The model is a 550B / 55B-active hybrid Mamba-2 + Transformer MoE, trained with NVFP4, 1M context, Multi-Token Prediction, and an OpenMDW license. NVIDIA also released more than weights: data, recipes, eval tooling, and RL infrastructure. NVIDIA’s incentive is clear: more open-model usage (and a wider array of meaningful models) means more demand for Blackwell/Hopper inference, NIM microservices, CUDA, AI Enterprise, and sovereign AI deployments. Nemotron is a model, but it is also designed to boost the entire open ecosystem, and therefore the NVIDIA AI stack.

Keep an eye on NVIDIA’s work here, as they are incentivized to continue proliferating models across the global ecosystem, and have the deep pockets to fund the research and training to keep up with any lab on the planet.

Caveats: text-only; no image or video input. It trails GLM 5.2 on raw intelligence, and the broader Chinese open frontier leads on peak coding scores. The free route is useful for testing and adoption, not something to build a serious production SLA around. And while the license is permissive, it is OpenMDW, not MIT.

Reach for it when: you want a U.S.-built open-weight model for long-running agents, RAG, orchestration, coding support, or enterprise workflows where speed, deployability, data control, and vendor comfort matter more than absolute benchmark rank. Pick GLM or DeepSeek for peak open coding quality; pick Nemotron when the stack matters.

At a glance

Model	AA Index (v4.1)	Price (in/out per M)	Throughput	Reach for it when
DeepSeek V4 Flash	44 (Pro)	$0.054 / $0.242	~84 tok/s	You want frontier-class agentic coding at the lowest cost on the board — the cost/performance Pareto frontier.
GLM 5.2	51 (top open)	$0.447 / $3.31	~78 tok/s	Planning quality and long-horizon coding matter more than rock-bottom price; the closest open drop-in for Opus-style work.
MiniMax M3	44	$0.098 / $1.21	~59 tok/s	Your agent needs native image or video input over long context — screenshots, UI states, diagrams, documents.
Nemotron 3 Ultra	48	$0.423 / $2.61 (+ `:free`)	~75 tok/s	You want a U.S.-built, fully-open model on the NVIDIA stack and the vendor/deployment story matters as much as the rank.

The throughline: DeepSeek proved an open model could just be your frontier agent — and do it for cents.
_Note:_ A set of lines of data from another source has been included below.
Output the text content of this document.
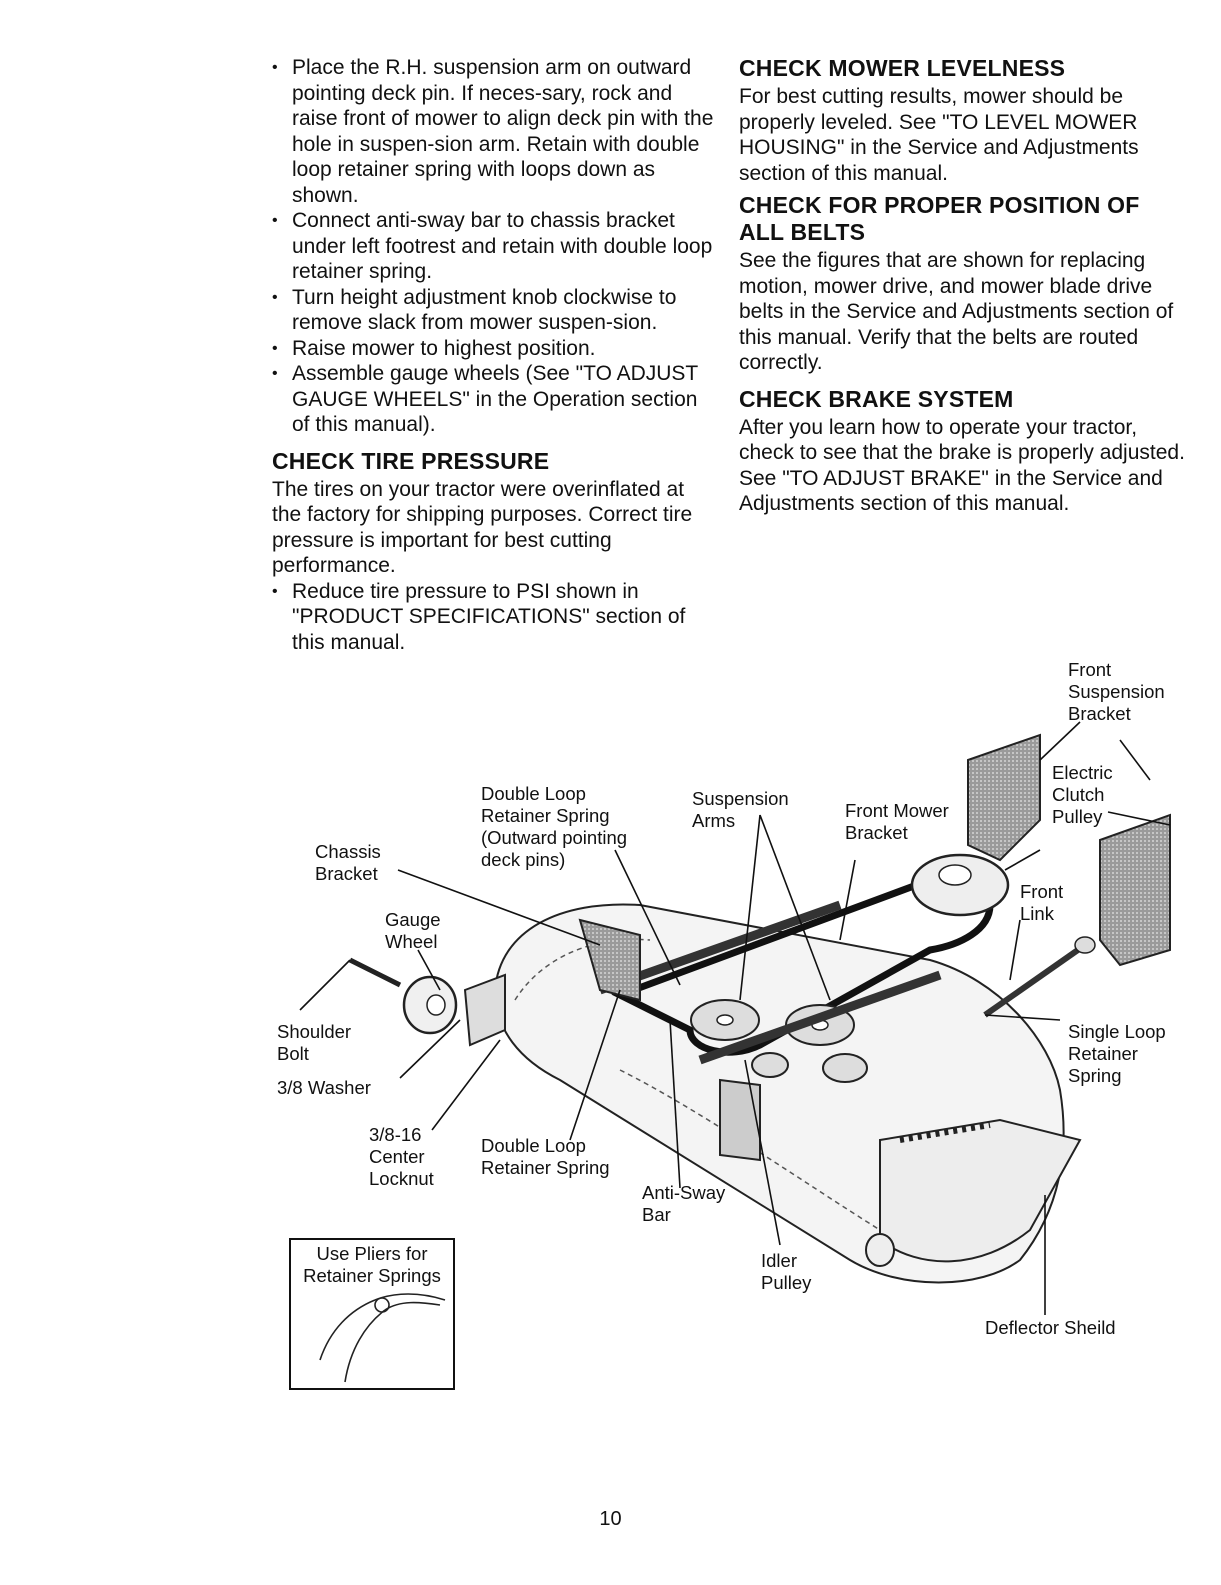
• Place the R.H. suspension arm on outward pointing deck pin. If neces-sary, rock and raise front of mower to align deck pin with the hole in suspen-sion arm. Retain with double loop retainer spring with loops down as shown.
• Connect anti-sway bar to chassis bracket under left footrest and retain with double loop retainer spring.
• Turn height adjustment knob clockwise to remove slack from mower suspen-sion.
• Raise mower to highest position.
• Assemble gauge wheels (See "TO ADJUST GAUGE WHEELS" in the Operation section of this manual).
CHECK TIRE PRESSURE

The tires on your tractor were overinflated at the factory for shipping purposes. Correct tire pressure is important for best cutting performance.

• Reduce tire pressure to PSI shown in "PRODUCT SPECIFICATIONS" section of this manual.
CHECK MOWER LEVELNESS

For best cutting results, mower should be properly leveled. See "TO LEVEL MOWER HOUSING" in the Service and Adjustments section of this manual.

CHECK FOR PROPER POSITION OF ALL BELTS

See the figures that are shown for replacing motion, mower drive, and mower blade drive belts in the Service and Adjustments section of this manual. Verify that the belts are routed correctly.

CHECK BRAKE SYSTEM

After you learn how to operate your tractor, check to see that the brake is properly adjusted. See "TO ADJUST BRAKE" in the Service and Adjustments section of this manual.

Front
Suspension
Bracket
Electric
Clutch
Pulley
Double Loop
Retainer Spring
(Outward pointing
deck pins)
Suspension
Arms	Front Mower
Bracket
Chassis
Bracket
Front
Link
Gauge
Wheel
Shoulder
Bolt
3/8 Washer
Single Loop
Retainer
Spring
3/8-16
Center
Locknut
Double Loop
Retainer Spring
Anti-Sway
Bar
Idler
Pulley
Deflector Sheild
Use Pliers for
Retainer Springs
10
GLM is the new quality leader. MiniMax owns multimodal-on-a-budget. NVIDIA brings a fully-open, U.S.-built option with the deepest pockets behind it. The gap to the closed frontier is real but narrow, and it has not been widening. Pick the corner of the cost / quality / modality / vendor box that matches your workload — and, as always, the only ground truth is testing it against your own tasks.

All pricing and throughput data taken from OpenRouter.ai in June 2026 (weighted-average across providers); intelligence scores from the Artificial Analysis Intelligence Index v4.1 indexed on June 25, 2026. Model pages: DeepSeek V4 Flash · GLM 5.2 · MiniMax M3 · Nemotron 3 Ultra.